After fiddling about for ages with spoons & forks I now line the cell with something/anything permeable that will let me lift the heavy contents out with the seedling still in it - because the pathetic smooth, straight unbranched roots at this stage are the worst possible at holding on to what they are growing in. I've used wetwipes cut into quarters, doubled up onion sacks (& the half-cm mesh on mandarin boxes), Jcloths, holey socks and dozens of other things that are either biodegradable or easy to see when tidying up (brown or black socks are only acceptable if 100% cotton or wool).

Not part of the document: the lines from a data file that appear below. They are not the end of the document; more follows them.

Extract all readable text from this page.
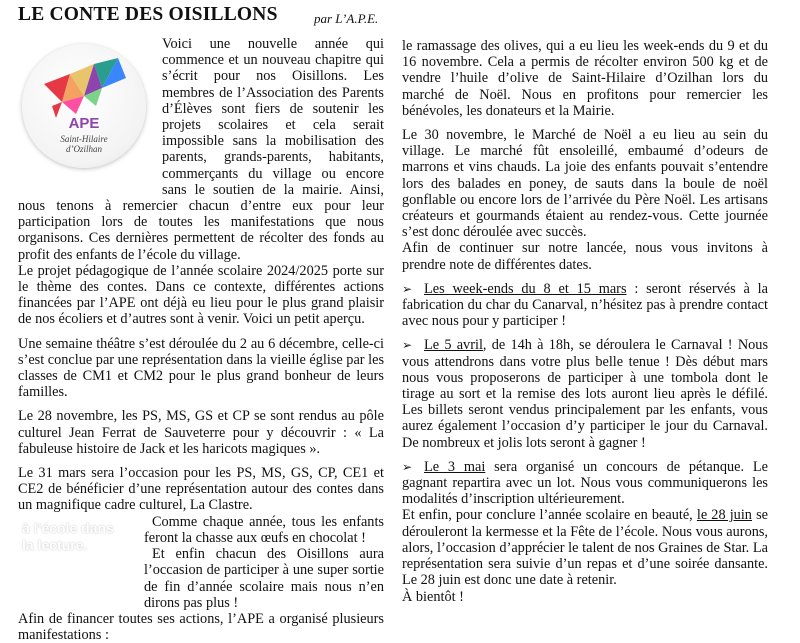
LE CONTE DES OISILLONS	par L’A.P.E.
APE
Saint-Hilaire
d’Ozilhan

Voici une nouvelle année qui commence et un nouveau chapitre qui s’écrit pour nos Oisillons. Les membres de l’Association des Parents d’Élèves sont fiers de soutenir les projets scolaires et cela serait impossible sans la mobilisation des parents, grands-parents, habitants, commerçants du village ou encore sans le soutien de la mairie. Ainsi, nous tenons à remercier chacun d’entre eux pour leur participation lors de toutes les manifestations que nous organisons. Ces dernières permettent de récolter des fonds au profit des enfants de l’école du village.

Le projet pédagogique de l’année scolaire 2024/2025 porte sur le thème des contes. Dans ce contexte, différentes actions financées par l’APE ont déjà eu lieu pour le plus grand plaisir de nos écoliers et d’autres sont à venir. Voici un petit aperçu.

Une semaine théâtre s’est déroulée du 2 au 6 décembre, celle-ci s’est conclue par une représentation dans la vieille église par les classes de CM1 et CM2 pour le plus grand bonheur de leurs familles.

Le 28 novembre, les PS, MS, GS et CP se sont rendus au pôle culturel Jean Ferrat de Sauveterre pour y découvrir : « La fabuleuse histoire de Jack et les haricots magiques ».

Le 31 mars sera l’occasion pour les PS, MS, GS, CP, CE1 et CE2 de bénéficier d’une représentation autour des contes dans un magnifique cadre culturel, La Clastre.

à l’école dans
la lecture.

Comme chaque année, tous les enfants feront la chasse aux œufs en chocolat !

Et enfin chacun des Oisillons aura l’occasion de participer à une super sortie de fin d’année scolaire mais nous n’en dirons pas plus !

Afin de financer toutes ses actions, l’APE a organisé plusieurs manifestations :

le ramassage des olives, qui a eu lieu les week-ends du 9 et du 16 novembre. Cela a permis de récolter environ 500 kg et de vendre l’huile d’olive de Saint-Hilaire d’Ozilhan lors du marché de Noël. Nous en profitons pour remercier les bénévoles, les donateurs et la Mairie.

Le 30 novembre, le Marché de Noël a eu lieu au sein du village. Le marché fût ensoleillé, embaumé d’odeurs de marrons et vins chauds. La joie des enfants pouvait s’entendre lors des balades en poney, de sauts dans la boule de noël gonflable ou encore lors de l’arrivée du Père Noël. Les artisans créateurs et gourmands étaient au rendez-vous. Cette journée s’est donc déroulée avec succès.

Afin de continuer sur notre lancée, nous vous invitons à prendre note de différentes dates.

➢ Les week-ends du 8 et 15 mars : seront réservés à la fabrication du char du Canarval, n’hésitez pas à prendre contact avec nous pour y participer !

➢ Le 5 avril, de 14h à 18h, se déroulera le Carnaval ! Nous vous attendrons dans votre plus belle tenue ! Dès début mars nous vous proposerons de participer à une tombola dont le tirage au sort et la remise des lots auront lieu après le défilé. Les billets seront vendus principalement par les enfants, vous aurez également l’occasion d’y participer le jour du Carnaval. De nombreux et jolis lots seront à gagner !

➢ Le 3 mai sera organisé un concours de pétanque. Le gagnant repartira avec un lot. Nous vous communiquerons les modalités d’inscription ultérieurement.

Et enfin, pour conclure l’année scolaire en beauté, le 28 juin se dérouleront la kermesse et la Fête de l’école. Nous vous aurons, alors, l’occasion d’apprécier le talent de nos Graines de Star. La représentation sera suivie d’un repas et d’une soirée dansante. Le 28 juin est donc une date à retenir.

À bientôt !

I would love to use rootrainers for everything else but I object to paying for something of much lower quality than the trays sausages come in - especially if I'm paying a price that could only be justified by using the alloy that beercans are made of - and gold-plated at that.

I thought the retail trade had gone barking mad decades ago - as soon as everything went past 50% profit margins & headed for the 200% that was only normal for shoes - but now it's beyond Upminster and looking to go past Holland.

Cheers.
With a microholding you always get too much or bugger-all. (I'm fed up calling it an allotment garden - it just encourages the tidy-police).

The simple/complex split is more & more important: Simple fertilisers Poor, complex ones Good. Simple (old) poisons predictable, others (new) the opposite.